Let's convert text to lowercase and uppercase:



In [26]:

    
text='HARdWork IS KEy to SUCCESS'
print(text.lower())
print(text.upper())









    



hardwork is key to success
HARDWORK IS KEY TO SUCCESS

Stopwords

Also, another important part is stopwords. Stopwords are words that need to be filtered out as they appear way too often and do not provide too much useful information:



In [27]:

    
from nltk.corpus import stopwords
stops=set(stopwords.words('english'))
words=["Don't", 'hesitate','to','ask','questions']
print([word for word in words if word not in stops])









    



["Don't", 'hesitate', 'ask', 'questions']



In [28]:

    
# For other languages:
print(stopwords.fileids())









    



['danish', 'dutch', 'english', 'finnish', 'french', 'german', 'hungarian', 'italian', 'kazakh', 'norwegian', 'portuguese', 'romanian', 'russian', 'spanish', 'swedish', 'turkish']



In [29]:

    
# Lets calculate stopwords in english
print(stopwords.words('english'))









    



['i', 'me', 'my', 'myself', 'we', 'our', 'ours', 'ourselves', 'you', 'your', 'yours', 'yourself', 'yourselves', 'he', 'him', 'his', 'himself', 'she', 'her', 'hers', 'herself', 'it', 'its', 'itself', 'they', 'them', 'their', 'theirs', 'themselves', 'what', 'which', 'who', 'whom', 'this', 'that', 'these', 'those', 'am', 'is', 'are', 'was', 'were', 'be', 'been', 'being', 'have', 'has', 'had', 'having', 'do', 'does', 'did', 'doing', 'a', 'an', 'the', 'and', 'but', 'if', 'or', 'because', 'as', 'until', 'while', 'of', 'at', 'by', 'for', 'with', 'about', 'against', 'between', 'into', 'through', 'during', 'before', 'after', 'above', 'below', 'to', 'from', 'up', 'down', 'in', 'out', 'on', 'off', 'over', 'under', 'again', 'further', 'then', 'once', 'here', 'there', 'when', 'where', 'why', 'how', 'all', 'any', 'both', 'each', 'few', 'more', 'most', 'other', 'some', 'such', 'no', 'nor', 'not', 'only', 'own', 'same', 'so', 'than', 'too', 'very', 's', 't', 'can', 'will', 'just', 'don', 'should', 'now', 'd', 'll', 'm', 'o', 're', 've', 'y', 'ain', 'aren', 'couldn', 'didn', 'doesn', 'hadn', 'hasn', 'haven', 'isn', 'ma', 'mightn', 'mustn', 'needn', 'shan', 'shouldn', 'wasn', 'weren', 'won', 'wouldn']



In [30]:

    
def para_fraction(text):
    stopwords = nltk.corpus.stopwords.words('english')
    para = [w for w in text if w.lower() not in stopwords]
    return len(para) / len(text)



In [31]:

    
print(para_fraction(nltk.corpus.reuters.words()))









    



0.735240435097661



In [32]:

    
print(para_fraction(nltk.corpus.inaugural.words()))









    



0.5228599855902837

Substituting and correcting tokens



In [33]:

    
# Using regular expressions



In [34]:

    
import re
replacement_patterns = [
(r'won\'t', 'will not'),
(r'can\'t', 'cannot'),
(r'i\'m', 'i am'),
(r'ain\'t', 'is not'),
(r'(\w+)\'ll', '\g<1> will'),
(r'(\w+)n\'t', '\g<1> not'),
(r'(\w+)\'ve', '\g<1> have'),
(r'(\w+)\'s', '\g<1> is'),
(r'(\w+)\'re', '\g<1> are'),
(r'(\w+)\'d', '\g<1> would')
 ]

class RegexpReplacer(object):

   def __init__(self, patterns=replacement_patterns):

      # Fixed this line - "patterns", not "pattern"
      self.patterns = [(re.compile(regex), repl) for (regex, repl) in patterns]

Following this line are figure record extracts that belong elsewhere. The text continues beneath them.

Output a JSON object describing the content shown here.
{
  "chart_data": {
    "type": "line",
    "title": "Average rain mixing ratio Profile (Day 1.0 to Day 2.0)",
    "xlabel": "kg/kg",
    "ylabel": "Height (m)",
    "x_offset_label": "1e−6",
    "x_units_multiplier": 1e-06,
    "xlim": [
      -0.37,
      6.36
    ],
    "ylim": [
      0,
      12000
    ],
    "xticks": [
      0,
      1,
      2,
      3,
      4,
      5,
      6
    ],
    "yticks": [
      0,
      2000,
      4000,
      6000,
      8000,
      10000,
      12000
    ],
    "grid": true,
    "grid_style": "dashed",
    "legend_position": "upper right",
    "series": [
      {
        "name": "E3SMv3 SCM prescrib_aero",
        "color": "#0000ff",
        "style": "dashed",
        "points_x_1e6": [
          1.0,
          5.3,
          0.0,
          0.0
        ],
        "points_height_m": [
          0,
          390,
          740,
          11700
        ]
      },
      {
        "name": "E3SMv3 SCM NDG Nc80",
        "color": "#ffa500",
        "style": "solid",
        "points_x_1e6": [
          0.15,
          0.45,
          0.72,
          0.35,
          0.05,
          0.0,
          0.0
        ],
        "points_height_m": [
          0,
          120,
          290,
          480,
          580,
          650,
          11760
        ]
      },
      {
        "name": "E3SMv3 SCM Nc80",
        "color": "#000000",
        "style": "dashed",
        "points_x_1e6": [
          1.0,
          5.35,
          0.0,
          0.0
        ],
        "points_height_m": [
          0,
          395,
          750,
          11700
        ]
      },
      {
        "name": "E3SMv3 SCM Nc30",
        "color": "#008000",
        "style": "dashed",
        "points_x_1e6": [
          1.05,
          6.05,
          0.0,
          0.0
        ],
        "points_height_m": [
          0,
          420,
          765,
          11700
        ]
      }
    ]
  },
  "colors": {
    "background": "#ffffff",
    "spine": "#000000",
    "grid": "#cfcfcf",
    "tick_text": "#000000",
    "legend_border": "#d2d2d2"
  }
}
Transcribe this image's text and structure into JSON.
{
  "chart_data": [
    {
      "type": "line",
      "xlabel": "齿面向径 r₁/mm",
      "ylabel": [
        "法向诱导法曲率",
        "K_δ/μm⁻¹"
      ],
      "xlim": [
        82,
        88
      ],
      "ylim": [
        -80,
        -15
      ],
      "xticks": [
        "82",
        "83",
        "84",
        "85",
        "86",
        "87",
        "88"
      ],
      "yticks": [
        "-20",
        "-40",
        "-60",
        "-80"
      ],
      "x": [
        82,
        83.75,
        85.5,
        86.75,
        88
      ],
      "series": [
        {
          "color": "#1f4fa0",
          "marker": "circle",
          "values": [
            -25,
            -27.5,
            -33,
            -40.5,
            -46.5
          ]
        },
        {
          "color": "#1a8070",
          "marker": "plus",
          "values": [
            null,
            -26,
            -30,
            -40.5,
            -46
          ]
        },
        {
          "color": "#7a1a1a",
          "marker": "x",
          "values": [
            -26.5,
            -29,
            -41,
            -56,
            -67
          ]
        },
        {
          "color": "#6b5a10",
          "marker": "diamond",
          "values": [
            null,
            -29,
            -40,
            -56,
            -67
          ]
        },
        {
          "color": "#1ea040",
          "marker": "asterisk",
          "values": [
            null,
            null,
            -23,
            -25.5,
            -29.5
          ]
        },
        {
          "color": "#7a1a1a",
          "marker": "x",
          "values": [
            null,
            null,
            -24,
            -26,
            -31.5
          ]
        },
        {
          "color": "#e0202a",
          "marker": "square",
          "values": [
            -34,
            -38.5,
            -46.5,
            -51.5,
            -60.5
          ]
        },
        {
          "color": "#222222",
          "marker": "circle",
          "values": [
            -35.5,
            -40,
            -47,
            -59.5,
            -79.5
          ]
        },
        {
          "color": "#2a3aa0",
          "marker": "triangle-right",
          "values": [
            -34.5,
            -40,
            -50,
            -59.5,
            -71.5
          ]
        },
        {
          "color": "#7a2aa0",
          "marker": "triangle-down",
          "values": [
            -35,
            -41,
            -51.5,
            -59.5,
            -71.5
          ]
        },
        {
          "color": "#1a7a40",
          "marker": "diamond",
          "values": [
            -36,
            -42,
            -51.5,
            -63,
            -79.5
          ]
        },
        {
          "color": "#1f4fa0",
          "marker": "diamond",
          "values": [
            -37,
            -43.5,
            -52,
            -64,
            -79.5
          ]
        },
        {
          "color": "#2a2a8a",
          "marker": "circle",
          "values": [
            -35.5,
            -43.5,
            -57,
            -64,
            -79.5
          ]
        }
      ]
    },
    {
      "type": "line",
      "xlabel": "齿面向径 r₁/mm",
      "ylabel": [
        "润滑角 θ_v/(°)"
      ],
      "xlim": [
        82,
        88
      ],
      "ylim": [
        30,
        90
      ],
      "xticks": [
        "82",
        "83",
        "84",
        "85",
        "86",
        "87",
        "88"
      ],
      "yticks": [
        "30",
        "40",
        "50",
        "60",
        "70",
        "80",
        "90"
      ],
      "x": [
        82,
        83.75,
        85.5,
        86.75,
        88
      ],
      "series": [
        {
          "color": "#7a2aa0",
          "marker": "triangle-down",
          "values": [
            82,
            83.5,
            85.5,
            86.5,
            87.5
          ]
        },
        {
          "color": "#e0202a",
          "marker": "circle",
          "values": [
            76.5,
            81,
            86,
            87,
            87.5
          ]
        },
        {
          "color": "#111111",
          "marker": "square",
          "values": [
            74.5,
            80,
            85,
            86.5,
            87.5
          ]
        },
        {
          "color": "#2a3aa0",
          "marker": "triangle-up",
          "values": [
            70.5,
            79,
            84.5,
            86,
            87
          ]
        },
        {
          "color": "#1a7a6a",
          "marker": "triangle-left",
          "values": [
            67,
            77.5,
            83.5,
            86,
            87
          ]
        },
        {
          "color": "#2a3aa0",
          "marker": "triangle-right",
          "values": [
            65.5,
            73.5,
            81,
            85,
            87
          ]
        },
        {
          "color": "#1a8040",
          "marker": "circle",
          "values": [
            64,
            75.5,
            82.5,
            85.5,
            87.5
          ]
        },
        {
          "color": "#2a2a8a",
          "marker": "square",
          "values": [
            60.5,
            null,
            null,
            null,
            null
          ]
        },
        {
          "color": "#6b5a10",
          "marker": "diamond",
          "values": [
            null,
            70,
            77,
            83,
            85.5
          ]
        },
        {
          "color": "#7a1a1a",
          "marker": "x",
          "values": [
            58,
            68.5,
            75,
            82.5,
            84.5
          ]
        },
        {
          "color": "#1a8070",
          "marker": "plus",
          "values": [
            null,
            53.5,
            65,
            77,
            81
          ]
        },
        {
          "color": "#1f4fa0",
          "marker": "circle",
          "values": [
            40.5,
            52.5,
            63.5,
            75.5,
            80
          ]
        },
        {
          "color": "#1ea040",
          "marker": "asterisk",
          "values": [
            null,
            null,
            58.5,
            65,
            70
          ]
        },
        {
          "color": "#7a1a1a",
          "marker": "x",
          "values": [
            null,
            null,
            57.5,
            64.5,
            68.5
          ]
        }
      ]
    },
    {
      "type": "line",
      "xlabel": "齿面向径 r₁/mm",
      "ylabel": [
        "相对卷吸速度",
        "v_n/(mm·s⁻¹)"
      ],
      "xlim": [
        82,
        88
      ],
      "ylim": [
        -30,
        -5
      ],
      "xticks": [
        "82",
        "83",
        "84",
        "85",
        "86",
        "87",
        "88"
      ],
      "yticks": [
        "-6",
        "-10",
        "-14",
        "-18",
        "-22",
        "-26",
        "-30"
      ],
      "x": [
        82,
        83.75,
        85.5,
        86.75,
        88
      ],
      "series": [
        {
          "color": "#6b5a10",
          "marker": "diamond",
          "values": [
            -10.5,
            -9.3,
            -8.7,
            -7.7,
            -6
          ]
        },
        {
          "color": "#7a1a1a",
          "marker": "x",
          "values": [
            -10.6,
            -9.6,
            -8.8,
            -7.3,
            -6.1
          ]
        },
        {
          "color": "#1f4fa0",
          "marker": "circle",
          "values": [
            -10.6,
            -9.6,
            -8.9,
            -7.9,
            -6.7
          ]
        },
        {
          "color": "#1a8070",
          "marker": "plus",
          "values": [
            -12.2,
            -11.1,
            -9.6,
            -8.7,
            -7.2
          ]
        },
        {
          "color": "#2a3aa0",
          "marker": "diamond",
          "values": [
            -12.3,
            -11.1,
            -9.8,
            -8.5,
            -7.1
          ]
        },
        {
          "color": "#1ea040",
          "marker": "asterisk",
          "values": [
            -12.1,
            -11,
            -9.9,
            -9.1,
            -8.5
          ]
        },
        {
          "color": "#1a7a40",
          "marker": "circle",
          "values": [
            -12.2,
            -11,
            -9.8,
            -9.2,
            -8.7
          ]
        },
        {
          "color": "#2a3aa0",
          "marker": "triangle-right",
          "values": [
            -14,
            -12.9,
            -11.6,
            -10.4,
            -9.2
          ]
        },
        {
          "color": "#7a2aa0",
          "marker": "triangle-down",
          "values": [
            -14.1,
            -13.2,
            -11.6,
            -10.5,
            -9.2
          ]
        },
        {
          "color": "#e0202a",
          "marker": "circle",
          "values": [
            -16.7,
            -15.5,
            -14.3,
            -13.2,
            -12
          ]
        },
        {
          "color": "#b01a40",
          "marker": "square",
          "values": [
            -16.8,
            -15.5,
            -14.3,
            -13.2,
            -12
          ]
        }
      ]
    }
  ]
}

   def replace(self, text):
      s = text
      for (pattern, repl) in self.patterns:
          (s, count) = re.subn(pattern, repl, s)

      # Fixed indentation here
      return s


rep=RegexpReplacer()
print(rep.replace("can't is a contradicton"))









    



cannot is a contradicton



In [35]:

    
replacer= RegexpReplacer()
replacer.replace("Don't hesitate to ask questions")
print(replacer.replace("She must've gone to the market but she didn't go"))









    



She must have gone to the market but she did not go



In [36]:

    
# Substitution can take place before tokenisation
replacer=RegexpReplacer()
word_tokenize("Don't hesitate to ask questions")
print(word_tokenize(replacer.replace("Don't hesitate to ask questions")))









    



['Do', 'not', 'hesitate', 'to', 'ask', 'questions']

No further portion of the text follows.